С каждым годом русская эмиграция все больше приучается к мысли, что Париж — ее столица. Это признание не случайно: оно соответствует подлинному положению. И если бы искать доказательство того, что это действительно так, лучше всего было бы сослаться на факт общеизвестный, — по крайней мере, здесь, в Париже, общепризнанный, для всех очевидный:
— Писатель, художник, публицист, даже общественный деятель, как бы ни был он «столичен» в прошлом, проведя несколько лет в других центрах эмиграции, — для Парижа внезапно оказывается «провинциалом». Он говорит порой так цветисто, что парижанам делается за него неловко, он энергично принимается разъяснять то, что здесь давно уже понято. Внутренняя ценность такого человека может быть по-прежнему велика. Но неожиданно обнаруживается, что он «отстал»…
Действуют два обстоятельства. Первое — среда, в которой здесь русским людям приходится вращаться, самый город, где они живут. Второе — состав, количественный и качественный, эмиграции, осевшей в Париже.
Особенно ясна эта столичность в литературе. Но, как в былое время Петербург и Москва питались и поддерживались «соками провинции», так теперь и русский Париж не должен бы замкнуться в себе… К сожалению, это бывает. Особенно часто, повторю, это бывает в литературе, — в частности, в молодой литературе. Кто спорит? Наши здешние молодые литераторы учились по лучшим образцам, чем их провинциальные собратья, было им у кого и получить совет или указание в случае нужды. Там, в Афинах, Шанхае или Сан-Франциско, приходится начинающему писателю развиваться в одиночестве, — а одиночество выносят только очень сильные организмы. Там нет «литературной атмосферы», которая, худо ли, хорошо ли, создалась здесь, там нет тех парников, в которых прорастают и слабые, тщедушные корешки… Короче, там нет литературы.
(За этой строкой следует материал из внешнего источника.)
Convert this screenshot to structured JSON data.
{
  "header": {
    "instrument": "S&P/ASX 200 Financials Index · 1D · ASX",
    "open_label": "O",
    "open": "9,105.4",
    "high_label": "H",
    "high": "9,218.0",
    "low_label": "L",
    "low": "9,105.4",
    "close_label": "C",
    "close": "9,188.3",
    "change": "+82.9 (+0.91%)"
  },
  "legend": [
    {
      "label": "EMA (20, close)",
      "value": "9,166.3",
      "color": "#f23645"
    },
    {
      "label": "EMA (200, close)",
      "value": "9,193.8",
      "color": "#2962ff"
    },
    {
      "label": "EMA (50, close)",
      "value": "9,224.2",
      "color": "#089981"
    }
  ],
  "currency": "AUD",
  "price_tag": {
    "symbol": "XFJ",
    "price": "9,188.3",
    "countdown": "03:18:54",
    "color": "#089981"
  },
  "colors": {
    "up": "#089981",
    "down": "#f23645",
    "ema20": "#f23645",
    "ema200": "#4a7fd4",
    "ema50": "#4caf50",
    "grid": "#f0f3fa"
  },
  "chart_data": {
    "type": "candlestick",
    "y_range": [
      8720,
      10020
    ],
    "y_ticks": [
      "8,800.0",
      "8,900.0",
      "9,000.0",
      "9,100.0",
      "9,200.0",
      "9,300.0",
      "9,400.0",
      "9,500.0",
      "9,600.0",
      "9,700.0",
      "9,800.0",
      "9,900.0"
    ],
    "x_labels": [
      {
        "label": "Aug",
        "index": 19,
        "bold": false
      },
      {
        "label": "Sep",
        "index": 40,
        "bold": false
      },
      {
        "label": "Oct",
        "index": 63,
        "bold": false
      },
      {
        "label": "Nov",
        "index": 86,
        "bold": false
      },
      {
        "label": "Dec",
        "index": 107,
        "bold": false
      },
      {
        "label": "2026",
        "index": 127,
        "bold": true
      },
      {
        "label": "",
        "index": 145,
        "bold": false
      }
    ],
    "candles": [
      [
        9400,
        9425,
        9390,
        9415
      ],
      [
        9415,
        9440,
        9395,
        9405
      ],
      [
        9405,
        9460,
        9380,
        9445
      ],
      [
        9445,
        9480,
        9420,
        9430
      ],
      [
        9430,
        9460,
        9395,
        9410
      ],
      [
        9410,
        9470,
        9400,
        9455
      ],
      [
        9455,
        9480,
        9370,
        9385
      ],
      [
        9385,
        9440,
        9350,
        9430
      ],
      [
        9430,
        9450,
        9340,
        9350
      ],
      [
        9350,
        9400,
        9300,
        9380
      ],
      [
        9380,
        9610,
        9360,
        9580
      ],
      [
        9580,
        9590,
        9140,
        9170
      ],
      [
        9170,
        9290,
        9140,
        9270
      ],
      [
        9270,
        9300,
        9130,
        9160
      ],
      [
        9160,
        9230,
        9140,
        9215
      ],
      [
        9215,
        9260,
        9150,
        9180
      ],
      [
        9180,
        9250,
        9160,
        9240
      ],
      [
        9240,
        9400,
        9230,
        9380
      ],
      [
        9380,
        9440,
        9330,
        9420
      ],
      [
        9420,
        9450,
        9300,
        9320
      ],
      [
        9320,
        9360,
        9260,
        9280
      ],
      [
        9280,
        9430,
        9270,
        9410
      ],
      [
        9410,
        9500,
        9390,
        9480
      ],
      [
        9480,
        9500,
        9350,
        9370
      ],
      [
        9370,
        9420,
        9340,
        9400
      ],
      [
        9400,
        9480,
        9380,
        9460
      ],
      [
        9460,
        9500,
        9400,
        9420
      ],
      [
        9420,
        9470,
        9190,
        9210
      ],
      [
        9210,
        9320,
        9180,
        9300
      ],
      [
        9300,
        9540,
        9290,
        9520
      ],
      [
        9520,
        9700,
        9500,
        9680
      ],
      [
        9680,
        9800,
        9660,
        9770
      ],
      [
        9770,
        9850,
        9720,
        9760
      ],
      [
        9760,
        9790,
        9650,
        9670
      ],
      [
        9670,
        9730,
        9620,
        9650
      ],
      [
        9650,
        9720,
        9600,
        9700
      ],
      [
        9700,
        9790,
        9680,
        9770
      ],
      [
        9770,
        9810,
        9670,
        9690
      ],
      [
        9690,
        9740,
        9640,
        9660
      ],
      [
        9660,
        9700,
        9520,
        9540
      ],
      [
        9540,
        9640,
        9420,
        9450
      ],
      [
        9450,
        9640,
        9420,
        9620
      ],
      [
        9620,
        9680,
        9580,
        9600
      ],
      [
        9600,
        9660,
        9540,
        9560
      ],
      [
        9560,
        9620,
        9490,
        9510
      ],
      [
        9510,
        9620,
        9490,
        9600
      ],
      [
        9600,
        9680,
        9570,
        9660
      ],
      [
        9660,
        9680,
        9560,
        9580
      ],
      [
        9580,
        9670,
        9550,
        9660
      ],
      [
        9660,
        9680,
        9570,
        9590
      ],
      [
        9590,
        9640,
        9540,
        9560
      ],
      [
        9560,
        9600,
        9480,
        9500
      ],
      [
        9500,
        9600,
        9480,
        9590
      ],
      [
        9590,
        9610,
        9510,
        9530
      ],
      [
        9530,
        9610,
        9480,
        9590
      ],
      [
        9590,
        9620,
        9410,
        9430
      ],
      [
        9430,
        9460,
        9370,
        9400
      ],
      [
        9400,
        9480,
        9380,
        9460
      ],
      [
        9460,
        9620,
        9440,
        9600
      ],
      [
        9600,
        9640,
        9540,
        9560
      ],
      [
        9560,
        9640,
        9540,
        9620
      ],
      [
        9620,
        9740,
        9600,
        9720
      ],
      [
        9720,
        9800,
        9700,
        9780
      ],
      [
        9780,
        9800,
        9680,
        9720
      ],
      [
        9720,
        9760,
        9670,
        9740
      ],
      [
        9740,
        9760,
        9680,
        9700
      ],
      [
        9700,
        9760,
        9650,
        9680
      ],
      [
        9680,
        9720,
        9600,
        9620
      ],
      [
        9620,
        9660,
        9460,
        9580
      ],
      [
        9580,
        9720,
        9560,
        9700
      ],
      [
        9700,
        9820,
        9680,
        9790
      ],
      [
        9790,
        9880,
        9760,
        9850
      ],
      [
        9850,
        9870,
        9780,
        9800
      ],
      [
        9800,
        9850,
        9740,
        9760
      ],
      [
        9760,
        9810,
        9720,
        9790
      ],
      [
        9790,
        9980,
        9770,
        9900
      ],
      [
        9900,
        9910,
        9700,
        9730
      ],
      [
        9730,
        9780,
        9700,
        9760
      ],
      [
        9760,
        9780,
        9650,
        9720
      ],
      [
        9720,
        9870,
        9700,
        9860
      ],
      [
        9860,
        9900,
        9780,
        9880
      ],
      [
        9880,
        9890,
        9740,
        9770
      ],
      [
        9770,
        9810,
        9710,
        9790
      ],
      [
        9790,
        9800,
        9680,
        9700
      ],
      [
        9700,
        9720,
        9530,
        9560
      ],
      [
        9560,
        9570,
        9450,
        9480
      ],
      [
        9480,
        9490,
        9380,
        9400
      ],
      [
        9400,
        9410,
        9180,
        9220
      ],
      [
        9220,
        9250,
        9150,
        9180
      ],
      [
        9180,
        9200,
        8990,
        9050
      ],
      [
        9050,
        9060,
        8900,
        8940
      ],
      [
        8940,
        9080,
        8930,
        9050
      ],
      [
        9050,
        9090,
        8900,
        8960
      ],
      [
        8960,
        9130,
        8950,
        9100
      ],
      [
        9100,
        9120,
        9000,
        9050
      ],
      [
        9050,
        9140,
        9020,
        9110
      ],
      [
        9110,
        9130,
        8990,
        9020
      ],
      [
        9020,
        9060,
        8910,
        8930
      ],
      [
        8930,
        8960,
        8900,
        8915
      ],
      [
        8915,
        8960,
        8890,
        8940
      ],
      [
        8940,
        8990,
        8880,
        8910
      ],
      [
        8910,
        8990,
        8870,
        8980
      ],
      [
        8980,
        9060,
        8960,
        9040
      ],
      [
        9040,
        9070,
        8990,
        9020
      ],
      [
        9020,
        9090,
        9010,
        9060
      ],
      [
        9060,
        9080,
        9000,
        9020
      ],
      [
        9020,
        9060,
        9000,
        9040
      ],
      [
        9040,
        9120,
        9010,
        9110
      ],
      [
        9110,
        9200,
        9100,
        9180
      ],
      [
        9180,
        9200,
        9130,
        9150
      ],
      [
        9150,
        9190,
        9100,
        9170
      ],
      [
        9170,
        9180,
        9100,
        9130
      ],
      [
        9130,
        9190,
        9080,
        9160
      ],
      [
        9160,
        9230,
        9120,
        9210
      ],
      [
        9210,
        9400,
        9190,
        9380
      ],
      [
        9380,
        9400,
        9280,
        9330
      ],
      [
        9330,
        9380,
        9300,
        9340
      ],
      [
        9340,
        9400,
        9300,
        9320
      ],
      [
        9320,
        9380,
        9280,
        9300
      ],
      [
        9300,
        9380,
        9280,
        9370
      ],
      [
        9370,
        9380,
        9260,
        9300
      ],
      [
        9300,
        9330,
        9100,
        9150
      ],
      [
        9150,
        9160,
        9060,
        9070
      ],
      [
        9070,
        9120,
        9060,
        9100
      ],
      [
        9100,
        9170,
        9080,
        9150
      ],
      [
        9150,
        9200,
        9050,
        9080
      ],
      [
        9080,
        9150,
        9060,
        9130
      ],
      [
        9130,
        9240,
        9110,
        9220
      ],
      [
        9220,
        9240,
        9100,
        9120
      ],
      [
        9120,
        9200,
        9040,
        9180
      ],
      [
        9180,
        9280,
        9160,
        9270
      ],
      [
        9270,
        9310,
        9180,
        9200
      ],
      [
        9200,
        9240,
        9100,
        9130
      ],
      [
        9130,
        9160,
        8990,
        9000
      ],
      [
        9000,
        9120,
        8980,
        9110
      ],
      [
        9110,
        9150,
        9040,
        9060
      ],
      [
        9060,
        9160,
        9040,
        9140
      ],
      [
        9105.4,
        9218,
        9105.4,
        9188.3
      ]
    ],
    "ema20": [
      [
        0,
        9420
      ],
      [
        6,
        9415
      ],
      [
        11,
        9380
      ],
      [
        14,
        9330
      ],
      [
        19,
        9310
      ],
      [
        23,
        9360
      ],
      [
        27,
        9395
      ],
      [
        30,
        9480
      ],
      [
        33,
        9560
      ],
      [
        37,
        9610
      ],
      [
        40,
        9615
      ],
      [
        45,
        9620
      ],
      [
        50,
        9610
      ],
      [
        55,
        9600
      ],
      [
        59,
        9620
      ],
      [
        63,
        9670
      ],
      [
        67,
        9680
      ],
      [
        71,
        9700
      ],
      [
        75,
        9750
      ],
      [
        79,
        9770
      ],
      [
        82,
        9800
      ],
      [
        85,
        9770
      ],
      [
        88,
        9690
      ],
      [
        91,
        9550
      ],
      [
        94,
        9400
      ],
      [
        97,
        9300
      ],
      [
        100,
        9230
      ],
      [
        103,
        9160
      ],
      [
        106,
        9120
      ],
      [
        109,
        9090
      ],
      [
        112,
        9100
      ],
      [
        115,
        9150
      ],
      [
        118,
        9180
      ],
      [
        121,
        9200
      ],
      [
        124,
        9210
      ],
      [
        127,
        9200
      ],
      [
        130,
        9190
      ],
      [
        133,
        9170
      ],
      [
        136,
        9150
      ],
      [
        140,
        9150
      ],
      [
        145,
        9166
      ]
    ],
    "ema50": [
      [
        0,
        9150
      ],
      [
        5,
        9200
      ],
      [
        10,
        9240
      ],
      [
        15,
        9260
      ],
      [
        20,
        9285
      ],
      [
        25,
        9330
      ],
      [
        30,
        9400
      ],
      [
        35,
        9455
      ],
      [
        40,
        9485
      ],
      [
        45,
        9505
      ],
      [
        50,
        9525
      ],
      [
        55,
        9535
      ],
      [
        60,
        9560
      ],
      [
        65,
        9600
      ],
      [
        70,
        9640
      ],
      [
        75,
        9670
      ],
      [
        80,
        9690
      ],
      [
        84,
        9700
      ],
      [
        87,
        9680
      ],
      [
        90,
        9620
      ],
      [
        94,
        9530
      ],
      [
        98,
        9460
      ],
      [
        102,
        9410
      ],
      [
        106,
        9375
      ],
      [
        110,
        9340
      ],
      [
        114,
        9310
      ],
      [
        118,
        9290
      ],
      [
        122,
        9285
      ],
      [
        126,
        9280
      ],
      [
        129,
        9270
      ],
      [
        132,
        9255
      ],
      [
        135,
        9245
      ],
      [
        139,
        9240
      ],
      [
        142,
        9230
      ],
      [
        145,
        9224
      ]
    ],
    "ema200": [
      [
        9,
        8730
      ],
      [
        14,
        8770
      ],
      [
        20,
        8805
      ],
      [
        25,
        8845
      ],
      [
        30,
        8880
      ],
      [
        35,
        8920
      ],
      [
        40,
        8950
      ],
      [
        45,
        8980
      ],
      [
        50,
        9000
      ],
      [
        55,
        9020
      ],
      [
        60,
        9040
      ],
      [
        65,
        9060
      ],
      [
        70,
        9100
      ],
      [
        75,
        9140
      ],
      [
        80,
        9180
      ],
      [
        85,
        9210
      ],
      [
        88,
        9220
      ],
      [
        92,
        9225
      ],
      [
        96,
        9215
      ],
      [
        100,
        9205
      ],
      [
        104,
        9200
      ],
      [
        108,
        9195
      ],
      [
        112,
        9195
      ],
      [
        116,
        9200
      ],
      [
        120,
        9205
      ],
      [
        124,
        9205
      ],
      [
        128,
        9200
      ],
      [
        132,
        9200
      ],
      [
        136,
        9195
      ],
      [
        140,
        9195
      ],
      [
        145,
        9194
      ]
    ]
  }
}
Но там могут появиться люди, литературе нужные: они могут принести ей свой дар, свой жизненный опыт, свои впечатления, сомнения мысли, — чтобы позднее литература все это переработала, использовала. Столицам всегда угрожает опасность некоторого «худосочия», если они ограничиваются сами собой и только на себя надеются. Русский литературный Париж этим уже начинает страдать, — и недаром его сравнивают с былым Петербургом.
Сравнение это я нашел в харбинском сборнике «Багульник», где местный обозреватель, рассказывая о жизни литературы на Дальнем Востоке, пишет:
«Нельзя сказать, чтобы столичная эмигрантская критика встретила наше движение сочувственно или внимательно. Напротив, полностью унаследовав от былого Петербурга недоверчивое или насмешливое отношение к “провинции”, она встречает каждую книгу дальневосточного автора с привычно-снисходительной миной, маскирующей упрямство индифферентизм и глубокое убеждение, что из Назарета не может быть ничего доброго.
Отдаленность от эмигрантских кафе, двух-трех журналов и кружков, бережно хранящих “чистоту русского языка” и выдающих литературные патенты, предрешает многое.